World Dental Federation Aims to Take Bite out of Gum Disease
Written by Consumer Guide to Dentistry Last modified on April 2, 2018
During routine dental checkups and cleanings, dentists make a point of emphasizing the importance of maintaining healthy gums. Gum health is essential in supporting healthy tooth structure and preserving the functionality of your smile. Gingivitis is the early stage of the disease, which can progress to periodontitis if not controlled.
Unfortunately, the warnings tend to fall on deaf ears for an alarmingly growing population of Americans. The Centers for Disease Control and Prevention (CDC) estimates that as many 47.2% of Americans over the age of 30 have gum disease. That means more than 64 million Americans are at immediate risk of gum recession, tooth loss, bite irregularities and other dental problems. Outside of the United States the incidence rate is a staggering 90% among adults. This is even more alarming when you consider the general health consequences of gum disease. It has been linked with a number of serious conditions like heart disease, stroke, diabetes and pregnancy issues.

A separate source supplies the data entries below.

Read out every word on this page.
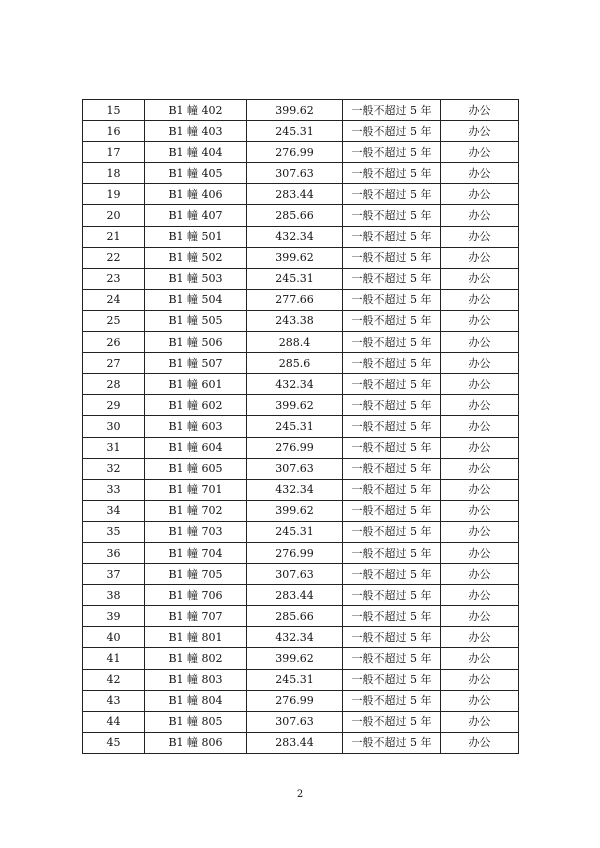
15	B1 幢 402	399.62	一般不超过 5 年	办公
16	B1 幢 403	245.31	一般不超过 5 年	办公
17	B1 幢 404	276.99	一般不超过 5 年	办公
18	B1 幢 405	307.63	一般不超过 5 年	办公
19	B1 幢 406	283.44	一般不超过 5 年	办公
20	B1 幢 407	285.66	一般不超过 5 年	办公
21	B1 幢 501	432.34	一般不超过 5 年	办公
22	B1 幢 502	399.62	一般不超过 5 年	办公
23	B1 幢 503	245.31	一般不超过 5 年	办公
24	B1 幢 504	277.66	一般不超过 5 年	办公
25	B1 幢 505	243.38	一般不超过 5 年	办公
26	B1 幢 506	288.4	一般不超过 5 年	办公
27	B1 幢 507	285.6	一般不超过 5 年	办公
28	B1 幢 601	432.34	一般不超过 5 年	办公
29	B1 幢 602	399.62	一般不超过 5 年	办公
30	B1 幢 603	245.31	一般不超过 5 年	办公
31	B1 幢 604	276.99	一般不超过 5 年	办公
32	B1 幢 605	307.63	一般不超过 5 年	办公
33	B1 幢 701	432.34	一般不超过 5 年	办公
34	B1 幢 702	399.62	一般不超过 5 年	办公
35	B1 幢 703	245.31	一般不超过 5 年	办公
36	B1 幢 704	276.99	一般不超过 5 年	办公
37	B1 幢 705	307.63	一般不超过 5 年	办公
38	B1 幢 706	283.44	一般不超过 5 年	办公
39	B1 幢 707	285.66	一般不超过 5 年	办公
40	B1 幢 801	432.34	一般不超过 5 年	办公
41	B1 幢 802	399.62	一般不超过 5 年	办公
42	B1 幢 803	245.31	一般不超过 5 年	办公
43	B1 幢 804	276.99	一般不超过 5 年	办公
44	B1 幢 805	307.63	一般不超过 5 年	办公
45	B1 幢 806	283.44	一般不超过 5 年	办公
2
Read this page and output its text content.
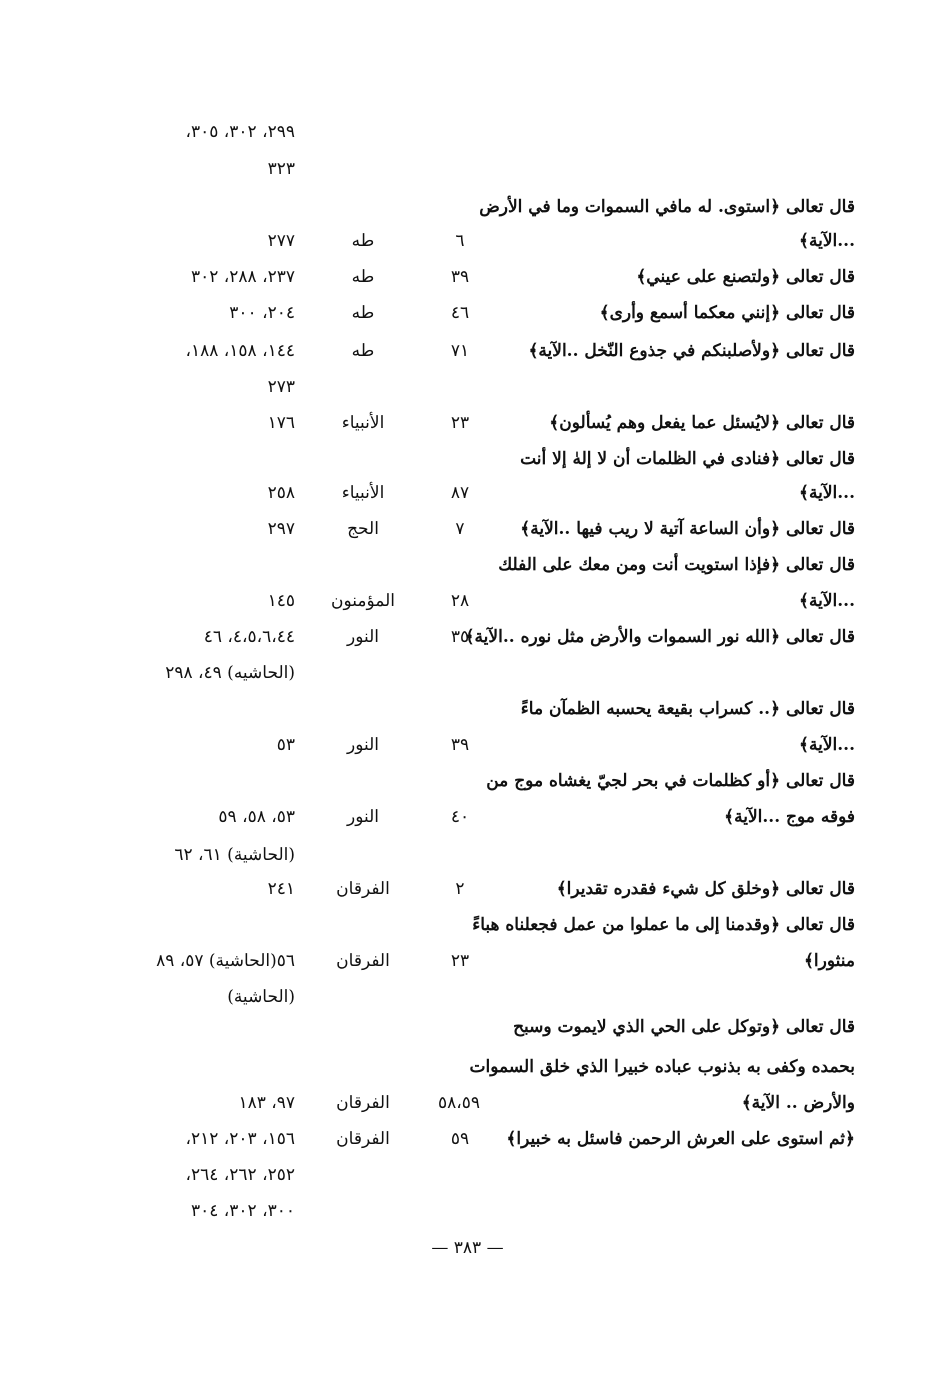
٢٩٩، ٣٠٢، ٣٠٥،
٣٢٣
قال تعالى ﴿استوى. له مافي السموات وما في الأرض
...الآية﴾
٦
طه
٢٧٧
قال تعالى ﴿ولتصنع على عيني﴾
٣٩
طه
٢٣٧، ٢٨٨، ٣٠٢
قال تعالى ﴿إنني معكما أسمع وأرى﴾
٤٦
طه
٢٠٤، ٣٠٠
قال تعالى ﴿ولأصلبنكم في جذوع النّخل ..الآية﴾
٧١
طه
١٤٤، ١٥٨، ١٨٨،
٢٧٣
قال تعالى ﴿لايُسئل عما يفعل وهم يُسألون﴾
٢٣
الأنبياء
١٧٦
قال تعالى ﴿فنادى في الظلمات أن لا إلهٰ إلا أنت
...الآية﴾
٨٧
الأنبياء
٢٥٨
قال تعالى ﴿وأن الساعة آتية لا ريب فيها ..الآية﴾
٧
الحج
٢٩٧
قال تعالى ﴿فإذا استويت أنت ومن معك على الفلك
...الآية﴾
٢٨
المؤمنون
١٤٥
قال تعالى ﴿الله نور السموات والأرض مثل نوره ..الآية﴾
٣٥
النور
٤،٥،٦،٤٤، ٤٦
(الحاشيه) ٤٩، ٢٩٨
قال تعالى ﴿.. كسراب بقيعة يحسبه الظمآن ماءً
...الآية﴾
٣٩
النور
٥٣
قال تعالى ﴿أو كظلمات في بحر لجيّ يغشاه موج من
فوقه موج ...الآية﴾
٤٠
النور
٥٣، ٥٨، ٥٩
(الحاشية) ٦١، ٦٢
قال تعالى ﴿وخلق كل شيء فقدره تقديرا﴾
٢
الفرقان
٢٤١
قال تعالى ﴿وقدمنا إلى ما عملوا من عمل فجعلناه هباءً
منثورا﴾
٢٣
الفرقان
٥٦(الحاشية) ٥٧، ٨٩
(الحاشية)
قال تعالى ﴿وتوكل على الحي الذي لايموت وسبح
بحمده وكفى به بذنوب عباده خبيرا الذي خلق السموات
والأرض .. الآية﴾
٥٨،٥٩
الفرقان
٩٧، ١٨٣
﴿ثم استوى على العرش الرحمن فاسئل به خبيرا﴾
٥٩
الفرقان
١٥٦، ٢٠٣، ٢١٢،
٢٥٢، ٢٦٢، ٢٦٤،
٣٠٠، ٣٠٢، ٣٠٤
— ٣٨٣ —
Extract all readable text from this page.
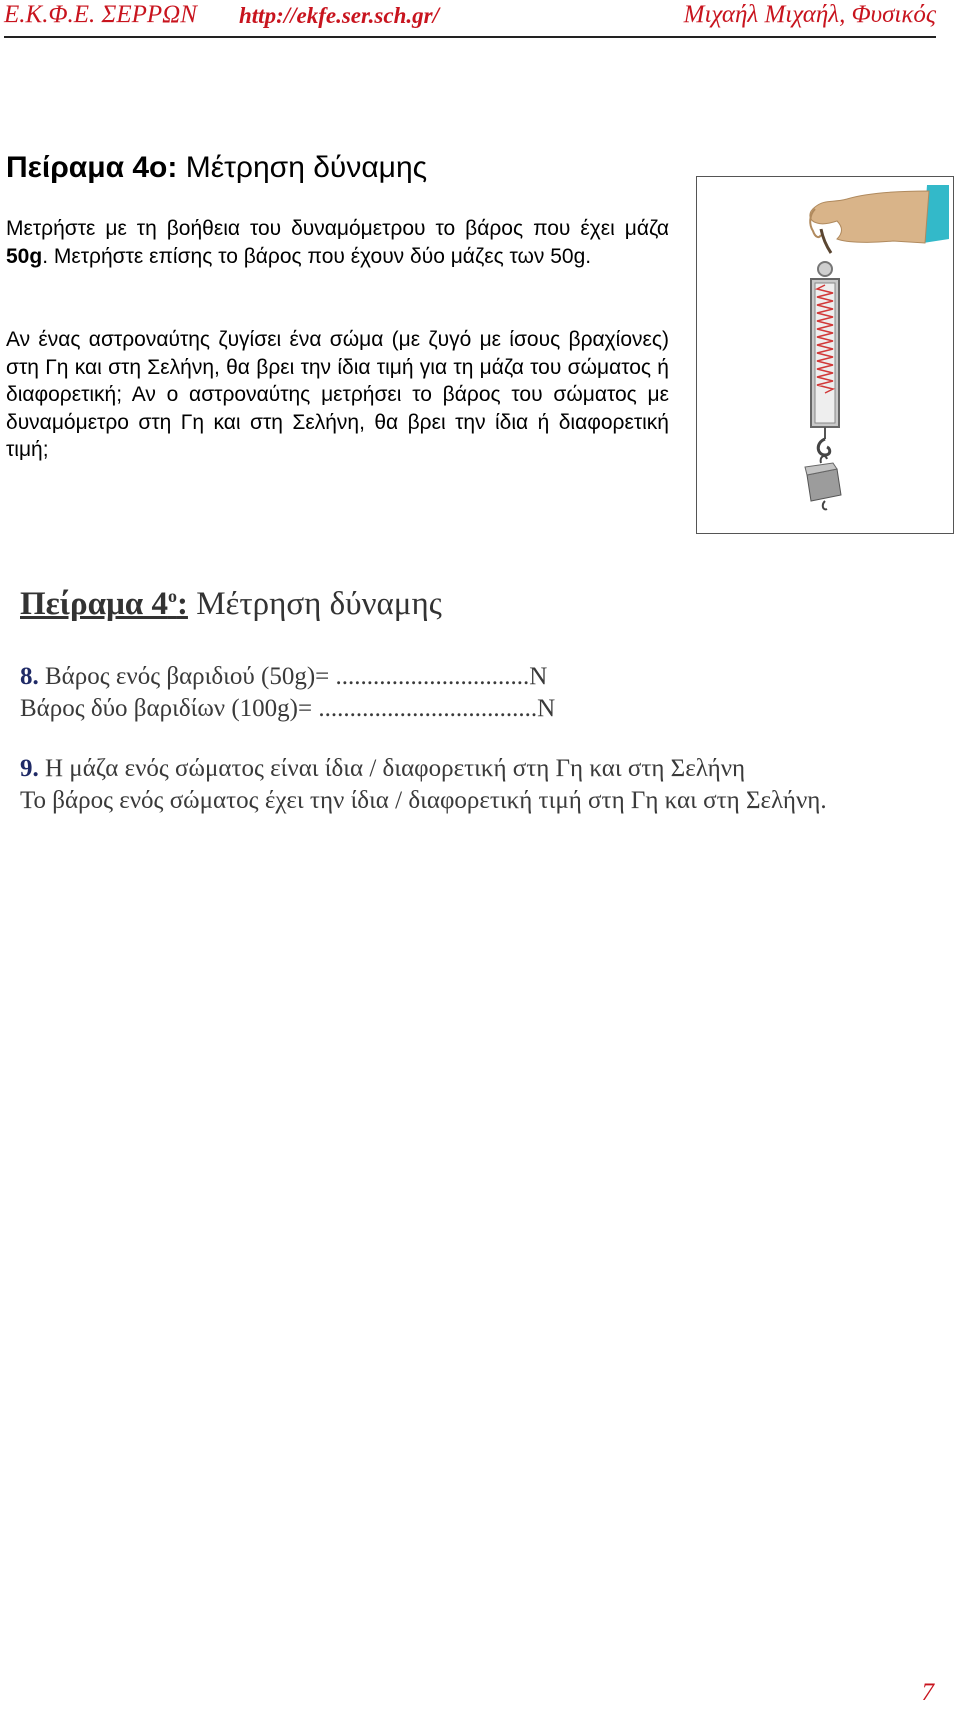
Ε.Κ.Φ.Ε. ΣΕΡΡΩΝ http://ekfe.ser.sch.gr/	Μιχαήλ Μιχαήλ, Φυσικός
Πείραμα 4ο: Μέτρηση δύναμης
Μετρήστε με τη βοήθεια του δυναμόμετρου το βάρος που έχει μάζα 50g. Μετρήστε επίσης το βάρος που έχουν δύο μάζες των 50g.
Αν ένας αστροναύτης ζυγίσει ένα σώμα (με ζυγό με ίσους βραχίονες) στη Γη και στη Σελήνη, θα βρει την ίδια τιμή για τη μάζα του σώματος ή διαφορετική; Αν ο αστροναύτης μετρήσει το βάρος του σώματος με δυναμόμετρο στη Γη και στη Σελήνη, θα βρει την ίδια ή διαφορετική τιμή;
Πείραμα $4^o$: Μέτρηση δύναμης
8. Βάρος ενός βαριδιού (50g)= ...............................Ν
Βάρος δύο βαριδίων (100g)= ...................................Ν
9. Η μάζα ενός σώματος είναι ίδια / διαφορετική στη Γη και στη Σελήνη
Το βάρος ενός σώματος έχει την ίδια / διαφορετική τιμή στη Γη και στη Σελήνη.
7
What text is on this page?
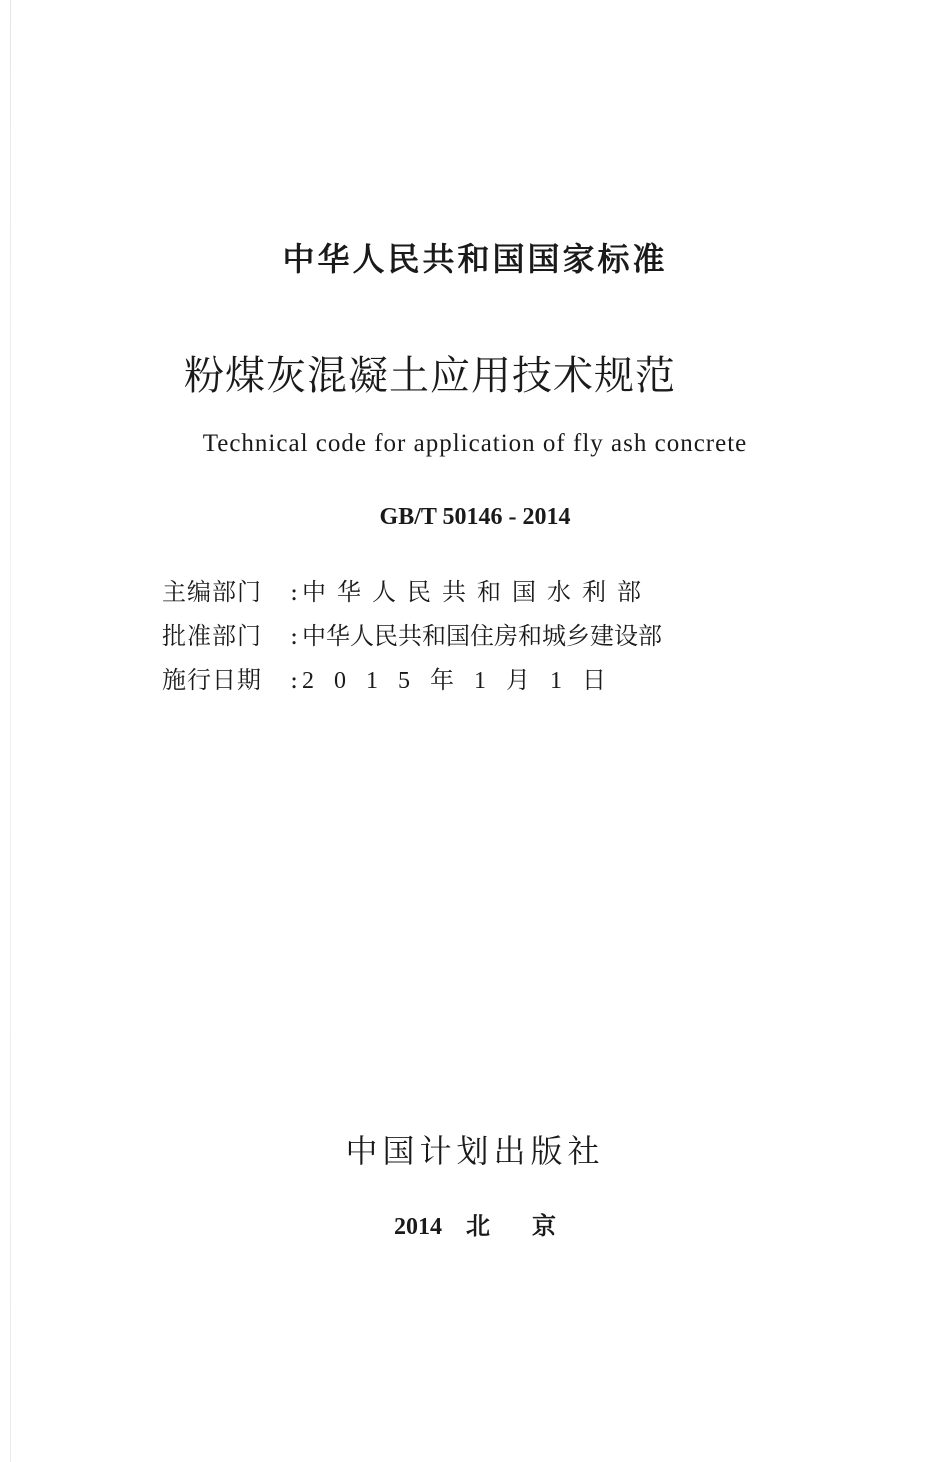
中华人民共和国国家标准
粉煤灰混凝土应用技术规范
Technical code for application of fly ash concrete
GB/T 50146 - 2014
主编部门	: 中华人民共和国水利部
批准部门	: 中华人民共和国住房和城乡建设部
施行日期	: 2015年1月1日
中国计划出版社
2014 北 京
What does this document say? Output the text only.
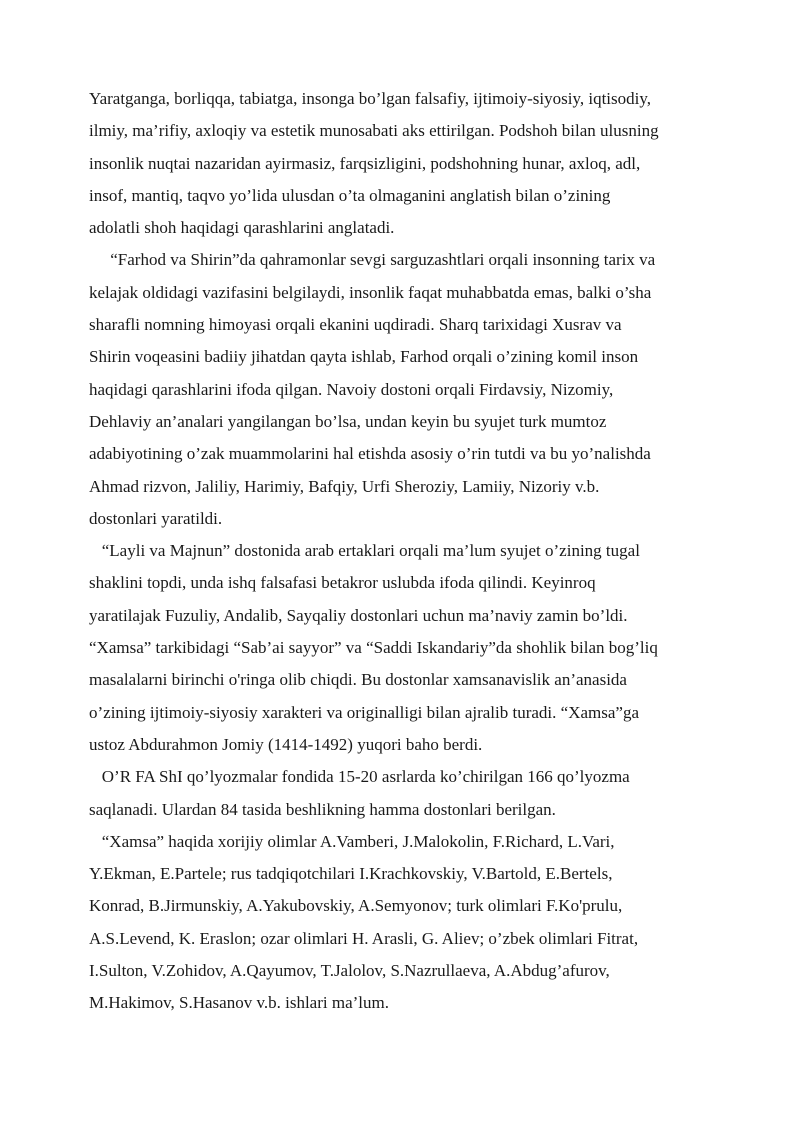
Yaratganga, borliqqa, tabiatga, insonga bo’lgan falsafiy, ijtimoiy-siyosiy, iqtisodiy,
ilmiy, ma’rifiy, axloqiy va estetik munosabati aks ettirilgan. Podshoh bilan ulusning
insonlik nuqtai nazaridan ayirmasiz, farqsizligini, podshohning hunar, axloq, adl,
insof, mantiq, taqvo yo’lida ulusdan o’ta olmaganini anglatish bilan o’zining
adolatli shoh haqidagi qarashlarini anglatadi.

“Farhod va Shirin”da qahramonlar sevgi sarguzashtlari orqali insonning tarix va
kelajak oldidagi vazifasini belgilaydi, insonlik faqat muhabbatda emas, balki o’sha
sharafli nomning himoyasi orqali ekanini uqdiradi. Sharq tarixidagi Xusrav va
Shirin voqeasini badiiy jihatdan qayta ishlab, Farhod orqali o’zining komil inson
haqidagi qarashlarini ifoda qilgan. Navoiy dostoni orqali Firdavsiy, Nizomiy,
Dehlaviy an’analari yangilangan bo’lsa, undan keyin bu syujet turk mumtoz
adabiyotining o’zak muammolarini hal etishda asosiy o’rin tutdi va bu yo’nalishda
Ahmad rizvon, Jaliliy, Harimiy, Bafqiy, Urfi Sheroziy, Lamiiy, Nizoriy v.b.
dostonlari yaratildi.

“Layli va Majnun” dostonida arab ertaklari orqali ma’lum syujet o’zining tugal
shaklini topdi, unda ishq falsafasi betakror uslubda ifoda qilindi. Keyinroq
yaratilajak Fuzuliy, Andalib, Sayqaliy dostonlari uchun ma’naviy zamin bo’ldi.
“Xamsa” tarkibidagi “Sab’ai sayyor” va “Saddi Iskandariy”da shohlik bilan bog’liq
masalalarni birinchi o'ringa olib chiqdi. Bu dostonlar xamsanavislik an’anasida
o’zining ijtimoiy-siyosiy xarakteri va originalligi bilan ajralib turadi. “Xamsa”ga
ustoz Abdurahmon Jomiy (1414-1492) yuqori baho berdi.

O’R FA ShI qo’lyozmalar fondida 15-20 asrlarda ko’chirilgan 166 qo’lyozma
saqlanadi. Ulardan 84 tasida beshlikning hamma dostonlari berilgan.

“Xamsa” haqida xorijiy olimlar A.Vamberi, J.Malokolin, F.Richard, L.Vari,
Y.Ekman, E.Partele; rus tadqiqotchilari I.Krachkovskiy, V.Bartold, E.Bertels,
Konrad, B.Jirmunskiy, A.Yakubovskiy, A.Semyonov; turk olimlari F.Ko'prulu,
A.S.Levend, K. Eraslon; ozar olimlari H. Arasli, G. Aliev; o’zbek olimlari Fitrat,
I.Sulton, V.Zohidov, A.Qayumov, T.Jalolov, S.Nazrullaeva, A.Abdug’afurov,
M.Hakimov, S.Hasanov v.b. ishlari ma’lum.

If the health concerns don’t get your attention, perhaps the hit to your wallet will. Treatments for gum disease can be costly depending on the severity of the condition. Gum recession requiring grafts can cost thousands of dollars, as can the restorations required to replace missing teeth.
The World Dental Foundation is determined to stop the spread of gum disease in its tracks by targeting it on all fronts through an initiative called the Global Periodontal Health Project (GPHP). The GPHP aims to promote the benefits (personal and societal) of gum health by raising awareness among the general public, policymakers, healthcare professionals and educators. An array of materials including a white paper, a policy statement and a specialized toolkit for target audiences will be made available during at the FDI World Dental Congress, during which a series of symposiums focused on gum disease will also be included to hone the message.
If you’ve not experienced gingivitis or gum disease before, you might be thinking this is all a bit much. Isn’t it just a matter of taking better care of your dental hygiene? To a certain extent that’s true, but poor dental hygiene isn’t the only cause of gum disease. It can result from hormonal imbalances like those experienced during puberty, menopause and pregnancy; it can be caused by functional problems like teeth grinding or clenching; it can even be a side effect of dry mouth syndrome caused by certain medications.
But even in the case of gum disease caused by poor dental hygiene, it’s not as cut and dry as you might think. Not everyone has access to care and can adhere to the ADA-recommended two dental visits a year. We can attest to this based on the number of inquiries we receive from people pleading for financial assistance in combatting dental problems. By working with policymakers, the GPHP hopes to evaluate access to care barriers that are undoubtedly the cause of many cases of gum disease.